I love a story about a group of characters fighting where no-one's a hero and no-one's a villain. It seems to be really tricky to do, as more often than not someone comes out looking improbably unwise. Asghar Farhadi's A Separation pulls it off, presenting characters who almost always ring true despite being so thoroughly divided. One does wish at times that they simply listen to one another, but one wishes it in the way one wishes it about real people, not about phoney characters. Since the movie gives you reasons to invest in all the characters, it's a neat portrait of the nature of human strife.

It avoids the trite moral seesaw of a movie like the Paul Haggis Crash, where a film goes back and forth between scenes of one character being a jerk and then in another situation being good. The film primarily concerns two married couples, one middle class and apparently secular and the other poor and deeply religious. But while these factors are relevant, the nature of their disagreements isn't rested on these differences.



The title at first seems to refer to the divorce of Naader and Simin, the secular couple. In fact, the full Iranian title of the movie translates to Naader and Simin, a Separation. It's mainly an amicable divorce, it seems--they still like and respect each other, but Simin wants to move out of the country for her career and Naader wants to stay in Iran and take of his father who has Alzheimer's. They have a young daughter, Termeh, whom Simin does not want growing up in Iran and Termeh's forced to choose between the two parents. The main plot of the movie seems nominally unrelated, but by the end we realise it provides a demonstration to Termeh of the qualities of both her parents' characters, which serves to confirm the impossibility of the decision she needs to make.



The religious couple, Houjat and Razieh, come into the other couple's lives when Naader engages Razieh to care for his father while he's out during the day. The movie shows how devout religious observance can present a number of obstacles to the impoverished--men are expected to provide for the women, but Houjat's been out of work for a long time, so Razieh accepts the job in secret. She's forbidden to touch men who aren't her husband, which presents some difficulty when Naader's father turns out to be incontinent.

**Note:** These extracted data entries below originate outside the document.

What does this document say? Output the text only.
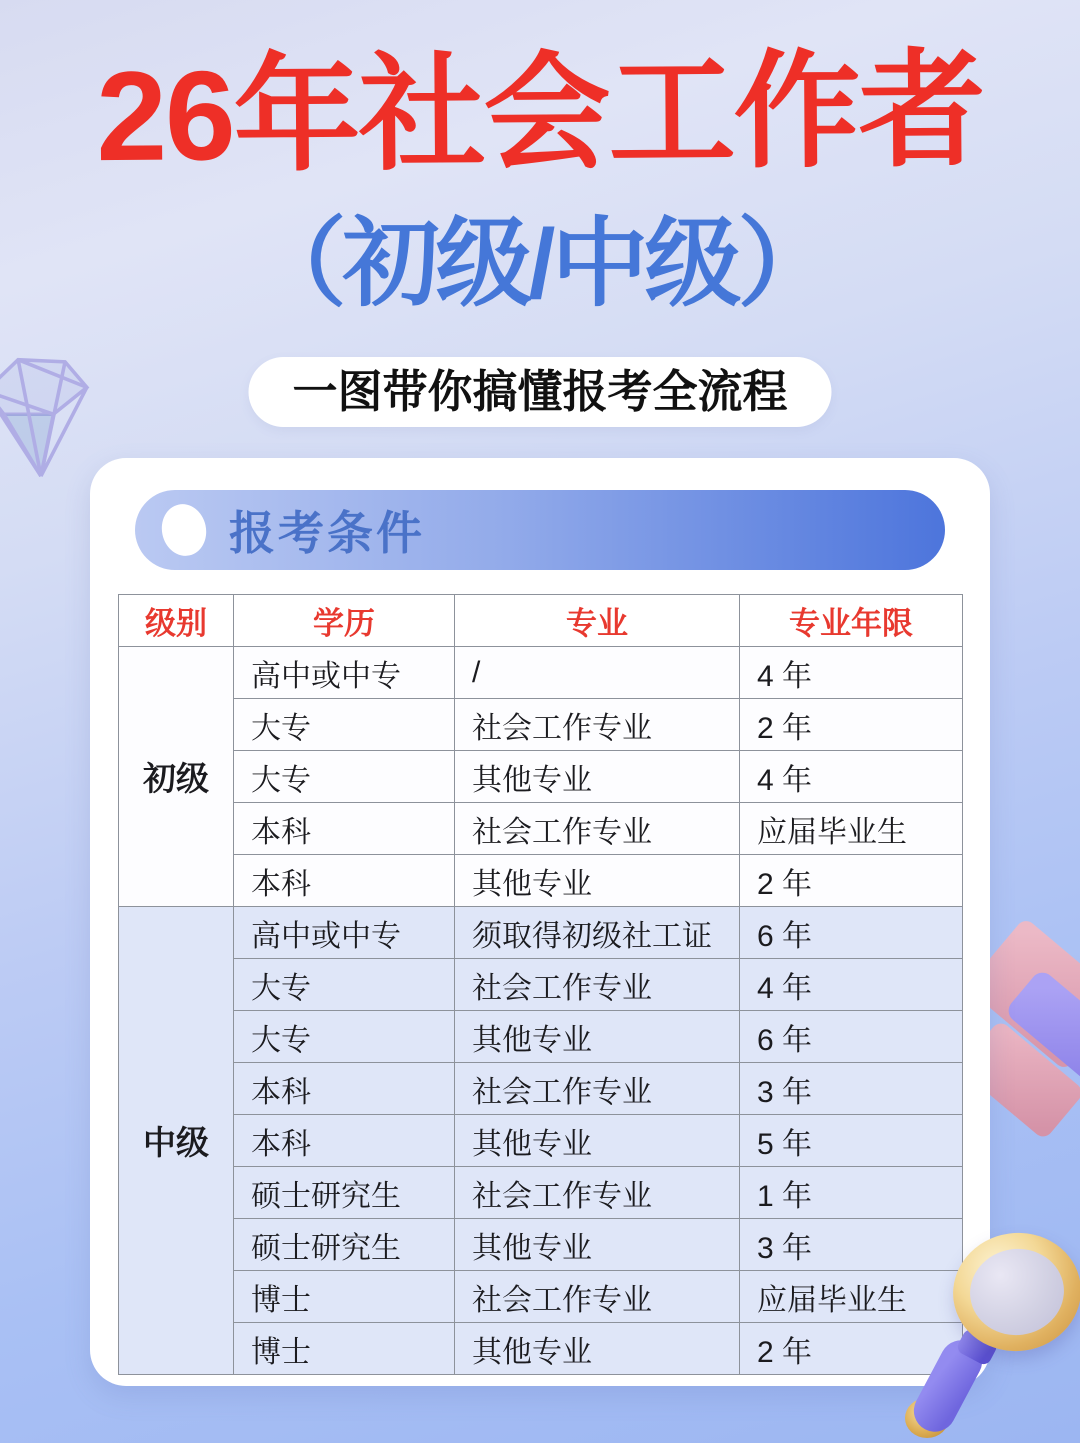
26年社会工作者
（初级/中级）
一图带你搞懂报考全流程
报考条件
级别	学历	专业	专业年限
初级	高中或中专	/	4 年
	大专	社会工作专业	2 年
	大专	其他专业	4 年
	本科	社会工作专业	应届毕业生
	本科	其他专业	2 年
中级	高中或中专	须取得初级社工证	6 年
	大专	社会工作专业	4 年
	大专	其他专业	6 年
	本科	社会工作专业	3 年
	本科	其他专业	5 年
	硕士研究生	社会工作专业	1 年
	硕士研究生	其他专业	3 年
	博士	社会工作专业	应届毕业生
	博士	其他专业	2 年
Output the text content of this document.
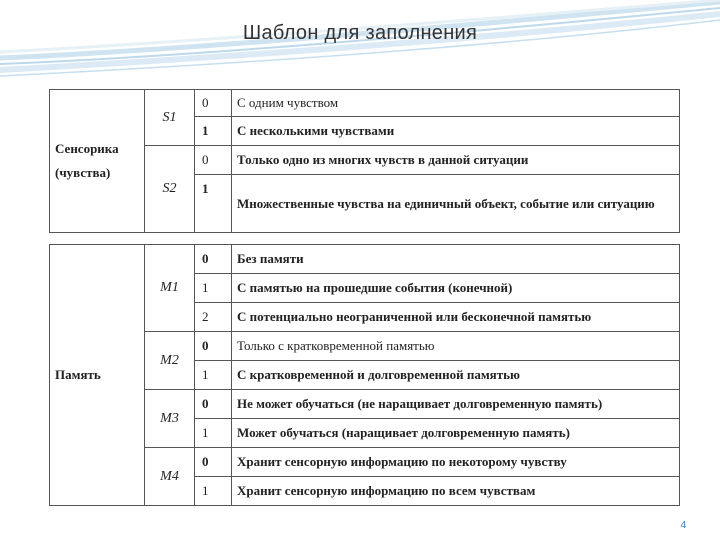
Шаблон для заполнения
Сенсорика
(чувства)	S1	0	С одним чувством
		1	С несколькими чувствами
	S2	0	Только одно из многих чувств в данной ситуации
		1	Множественные чувства на единичный объект, событие или ситуацию
Память	M1	0	Без памяти
		1	С памятью на прошедшие события (конечной)
		2	С потенциально неограниченной или бесконечной памятью
	M2	0	Только с кратковременной памятью
		1	С кратковременной и долговременной памятью
	M3	0	Не может обучаться (не наращивает долговременную память)
		1	Может обучаться (наращивает долговременную память)
	M4	0	Хранит сенсорную информацию по некоторому чувству
		1	Хранит сенсорную информацию по всем чувствам
4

The trouble starts when Razieh leaves Naader's father unattended for a little while during the day and Naader comes home to find the old man lying on the floor with his hand tied to the bed--apparently Razieh had tied him there to keep him from getting out and the man had fallen out of the bed at some point. When Naader thinks some money has gone missing, there follows a heated argument between himself and Razieh, where he's shocked by the treatment of his father and she's indignant at being accused of low behaviour and refuses to leave without being paid for the day, resulting in Naader shoving her out the door. This possibly causes her to fall down the stairs of the apartment building and miscarry. From here things get thornier and thornier

The question of where Razieh had needed to go when she left Naader's father unattended is avoided a bit too long--she's asked a couple of times before an outburst from someone else conveniently interrupts her. But her answer to the question doesn't end up resolving the argument as neatly as I feared it would.



There's no cynic in this movie, everyone acts out of deeply felt principles, everyone tries to behave in a way he or she considers noble, and this is what leads to problems. Naader fights because he won't accept the idea that he's the murderer of Razieh's child, Razieh fights because she's been mistreated in so many ways, Houjat fights because he's tired of the world working against him, and Simin fights because she just wants all this madness over with. Everyone is right, so no-one wins. And that's how it goes.